“Late Show” host Stephen Colbert has responded to the ferocious social media backlash over the monologue in Monday’s edition.
Bottom line: He makes an apology, but not to President Trump.
Colbert addressed the controversy at the top of Wednesday’s edition, saying, “Now, if you saw my monologue Monday, you know that I was a little upset at Donald Trump for insulting a friend of mine,” referring to John Dickerson, host of “Face the Nation.” (Trump had earlier abruptly cut short an interview with Dickerson, then referred to his show as “Deface the Nation.”)
“So at the end of that monologue, I had a few choice insults for the president in return. I don’t regret that. He, I believe, can take care of himself. I have jokes; he has the launch codes. So, it’s a fair fight.”
Then, referring to a particularly incendiary line in the monologue — which many critics, including some on a #firecolbert hashtag, said was homophobic — he added, “I would change a few words that were cruder than they needed to be. I’m not going to repeat the phrase, but I just want to say for the record, life is short, and anyone who expresses their love for another person, in their own way, is to me an American hero. I think we can all agree on that.”
The “Late Show” was hit by a trending #FireColbert Twitter hashtag late Tuesday, hours after the Monday monologue unloaded a series of comic insults — some vulgar — on President Donald J. Trump.
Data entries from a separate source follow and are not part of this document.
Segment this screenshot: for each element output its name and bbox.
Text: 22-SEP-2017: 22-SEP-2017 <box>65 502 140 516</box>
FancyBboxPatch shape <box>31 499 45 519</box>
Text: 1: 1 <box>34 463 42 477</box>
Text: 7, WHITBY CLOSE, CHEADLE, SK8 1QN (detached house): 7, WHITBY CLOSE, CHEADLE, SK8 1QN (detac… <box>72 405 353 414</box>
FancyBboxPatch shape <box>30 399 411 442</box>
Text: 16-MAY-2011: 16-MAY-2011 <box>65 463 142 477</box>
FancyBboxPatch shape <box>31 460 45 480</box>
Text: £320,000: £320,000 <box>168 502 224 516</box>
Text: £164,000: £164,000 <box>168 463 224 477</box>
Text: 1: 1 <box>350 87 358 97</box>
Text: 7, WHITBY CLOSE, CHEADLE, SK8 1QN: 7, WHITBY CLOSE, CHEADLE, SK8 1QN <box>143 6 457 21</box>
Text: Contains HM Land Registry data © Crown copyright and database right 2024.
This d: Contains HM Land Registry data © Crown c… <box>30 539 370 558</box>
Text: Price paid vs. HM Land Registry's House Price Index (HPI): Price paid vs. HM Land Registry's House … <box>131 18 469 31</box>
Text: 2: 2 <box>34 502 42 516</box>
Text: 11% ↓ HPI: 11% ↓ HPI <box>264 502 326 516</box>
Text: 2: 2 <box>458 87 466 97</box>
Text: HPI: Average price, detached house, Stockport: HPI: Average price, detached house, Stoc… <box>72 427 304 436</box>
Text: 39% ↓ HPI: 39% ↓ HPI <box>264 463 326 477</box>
The unusual social media backlash even generated another hashtag — #Firecobert — which was also trending for a time, and generated hundreds of comments as well. Whether intentional or not, the misspelling of his name may have been due to the way it’s pronounced.
Monday’s monologue began as so many now do, with Trump: “It’s day 102 of the Trump presidency 1,358 days to go. But who’s counting?” Cue to Colbert, and a slowly raising hand. The monologue later segued to outtakes from the interview John Dickerson had held earlier with the president. That supplied more material, followed by more punchlines.
Then Colbert played an outtake of Trump abruptly cutting short the Dickerson interview. “Walking out in the middle of a sentence wasn’t even the president’s biggest insult to Dickerson,” said Colbert who quickly cut to the president calling his show “Deface the Nation.” Colbert said Dickerson “has way too much dignity” to respond to the president’s sleight with insults, “but I sir, am no John Dickerson.”
A fusillade of one-offs then followed (“You attract more skinheads than Rogaine”), along with one insult, referencing Trump and Russian President Vladimir Putin, that was criticized as being blatantly homophobic.
By 7 p.m. Tuesday, #firecolbert was the second top-trending topic in the United States, and would remain a top trender through Wednesday morning and into the early afternoon.
Many of the tweets reflected outrage, while others called for a viewer or advertiser boycott.
CBS had declined to comment throughout the day — an indication it would be up to Colbert to put out the fire he started.